PROMISING YOUNG WOMAN puts faith in the police when convenient, as it admonishes the establishment in the same breath. There’s a sense Fennel truly believes that truth or some form of justice will prevail. But here, it feels like an artificial coda, a sprinkling of sugar to coat down a bitter pill. I didn’t find the wild exultation of girl power through tragedy powerful. Nor is it bleakly humorous, either. Instead, I couldn’t help but wonder if its conclusions sour the entire film for the sake of a resounding punchline. There’s no denying it packs a punch, but it’s also like fishing with dynamite. Maybe that’s necessary sometimes.
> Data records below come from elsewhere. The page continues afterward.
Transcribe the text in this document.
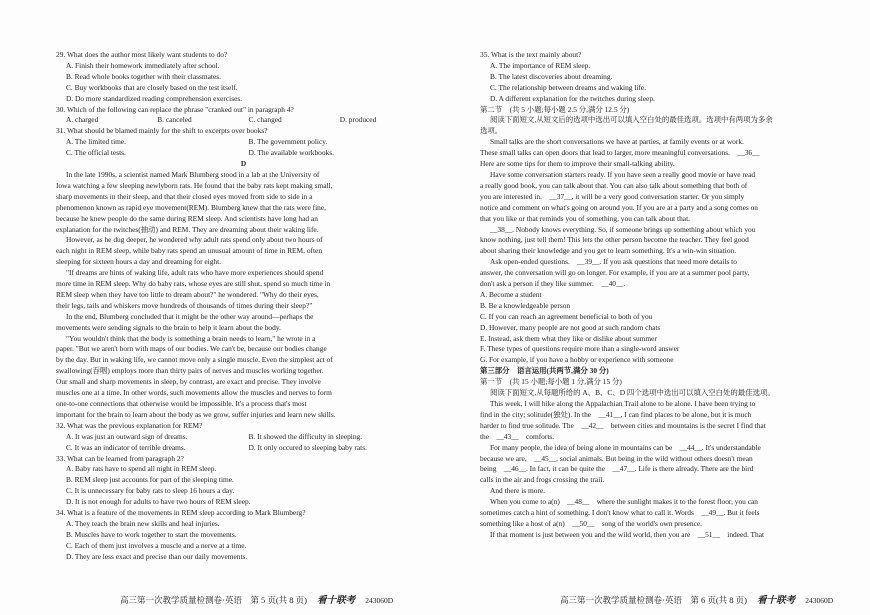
29. What does the author most likely want students to do?
A. Finish their homework immediately after school.
B. Read whole books together with their classmates.
C. Buy workbooks that are closely based on the test itself.
D. Do more standardized reading comprehension exercises.
30. Which of the following can replace the phrase "cranked out" in paragraph 4?
A. charged	B. canceled	C. changed	D. produced
31. What should be blamed mainly for the shift to excerpts over books?
A. The limited time.	B. The government policy.
C. The official tests.	D. The available workbooks.
D
In the late 1990s, a scientist named Mark Blumberg stood in a lab at the University of
Iowa watching a few sleeping newlyborn rats. He found that the baby rats kept making small,
sharp movements in their sleep, and that their closed eyes moved from side to side in a
phenomenon known as rapid eye movement(REM). Blumberg knew that the rats were fine,
because he knew people do the same during REM sleep. And scientists have long had an
explanation for the twitches(抽动) and REM. They are dreaming about their waking life.
However, as he dug deeper, he wondered why adult rats spend only about two hours of
each night in REM sleep, while baby rats spend an unusual amount of time in REM, often
sleeping for sixteen hours a day and dreaming for eight.
"If dreams are hints of waking life, adult rats who have more experiences should spend
more time in REM sleep. Why do baby rats, whose eyes are still shut, spend so much time in
REM sleep when they have too little to dream about?" he wondered. "Why do their eyes,
their legs, tails and whiskers move hundreds of thousands of times during their sleep?"
In the end, Blumberg concluded that it might be the other way around—perhaps the
movements were sending signals to the brain to help it learn about the body.
"You wouldn't think that the body is something a brain needs to learn," he wrote in a
paper. "But we aren't born with maps of our bodies. We can't be, because our bodies change
by the day. But in waking life, we cannot move only a single muscle. Even the simplest act of
swallowing(吞咽) employs more than thirty pairs of nerves and muscles working together.
Our small and sharp movements in sleep, by contrast, are exact and precise. They involve
muscles one at a time. In other words, such movements allow the muscles and nerves to form
one-to-one connections that otherwise would be impossible. It's a process that's most
important for the brain to learn about the body as we grow, suffer injuries and learn new skills.
32. What was the previous explanation for REM?
A. It was just an outward sign of dreams.	B. It showed the difficulty in sleeping.
C. It was an indicator of terrible dreams.	D. It only occured to sleeping baby rats.
33. What can be learned from paragraph 2?
A. Baby rats have to spend all night in REM sleep.
B. REM sleep just accounts for part of the sleeping time.
C. It is unnecessary for baby rats to sleep 16 hours a day.
D. It is not enough for adults to have two hours of REM sleep.
34. What is a feature of the movements in REM sleep according to Mark Blumberg?
A. They teach the brain new skills and heal injuries.
B. Muscles have to work together to start the movements.
C. Each of them just involves a muscle and a nerve at a time.
D. They are less exact and precise than our daily movements.
35. What is the text mainly about?
A. The importance of REM sleep.
B. The latest discoveries about dreaming.
C. The relationship between dreams and waking life.
D. A different explanation for the twitches during sleep.
第二节　(共 5 小题;每小题 2.5 分,满分 12.5 分)
阅读下面短文,从短文后的选项中选出可以填入空白处的最佳选项。选项中有两项为多余
选项。
Small talks are the short conversations we have at parties, at family events or at work.
These small talks can open doors that lead to larger, more meaningful conversations.　__36__
Here are some tips for them to improve their small-talking ability.
Have some conversation starters ready. If you have seen a really good movie or have read
a really good book, you can talk about that. You can also talk about something that both of
you are interested in.　__37__, it will be a very good conversation starter. Or you simply
notice and comment on what's going on around you. If you are at a party and a song comes on
that you like or that reminds you of something, you can talk about that.
__38__. Nobody knows everything. So, if someone brings up something about which you
know nothing, just tell them! This lets the other person become the teacher. They feel good
about sharing their knowledge and you get to learn something. It's a win-win situation.
Ask open-ended questions.　__39__. If you ask questions that need more details to
answer, the conversation will go on longer. For example, if you are at a summer pool party,
don't ask a person if they like summer.　__40__.
A. Become a student
B. Be a knowledgeable person
C. If you can reach an agreement beneficial to both of you
D. However, many people are not good at such random chats
E. Instead, ask them what they like or dislike about summer
F. These types of questions require more than a single-word answer
G. For example, if you have a hobby or experience with someone
第三部分　语言运用(共两节,满分 30 分)
第一节　(共 15 小题;每小题 1 分,满分 15 分)
阅读下面短文,从每题所给的 A、B、C、D 四个选项中选出可以填入空白处的最佳选项。
This week, I will hike along the Appalachian Trail alone to be alone. I have been trying to
find in the city; solitude(独处). In the　__41__, I can find places to be alone, but it is much
harder to find true solitude. The　__42__　between cities and mountains is the secret I find that
the　__43__　comforts.
For many people, the idea of being alone in mountains can be　__44__. It's understandable
because we are,　__45__, social animals. But being in the wild without others doesn't mean
being　__46__. In fact, it can be quite the　__47__. Life is there already. There are the bird
calls in the air and frogs crossing the trail.
And there is more.
When you come to a(n)　__48__　where the sunlight makes it to the forest floor, you can
sometimes catch a hint of something. I don't know what to call it. Words　__49__. But it feels
something like a host of a(n)　__50__　song of the world's own presence.
If that moment is just between you and the wild world, then you are　__51__　indeed. That
高三第一次教学质量检测卷·英语　第 5 页(共 8 页) 看十联考 243060D	高三第一次教学质量检测卷·英语　第 6 页(共 8 页) 看十联考 243060D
I’ve gone back and forth with PROMISING YOUNG WOMAN for the last week, and I’m still unsure what I think about it. I’m not even sure if it means it’s bad or not. Meanwhile, some are calling it an example of dangerous white feminism, and their arguments are sound. Others praise it for even tackling this topic altogether.
All I know is that Mulligan is excellent in the lead role, Fennel knows where to place the camera (even if her directing is as subtle as a sledgehammer), and on most levels, PROMISING YOUNG WOMAN is a well-made film.
But because it tries to say everything and nothing at once, it leaves a strange aftertaste. An almost imperceptible feeling that something is not all there, and beyond the initial thrill of bright colors and vivacious presentation, the actual message is more than disquieting.
It’s not a bad film, but certainly the wrong one. At least for now.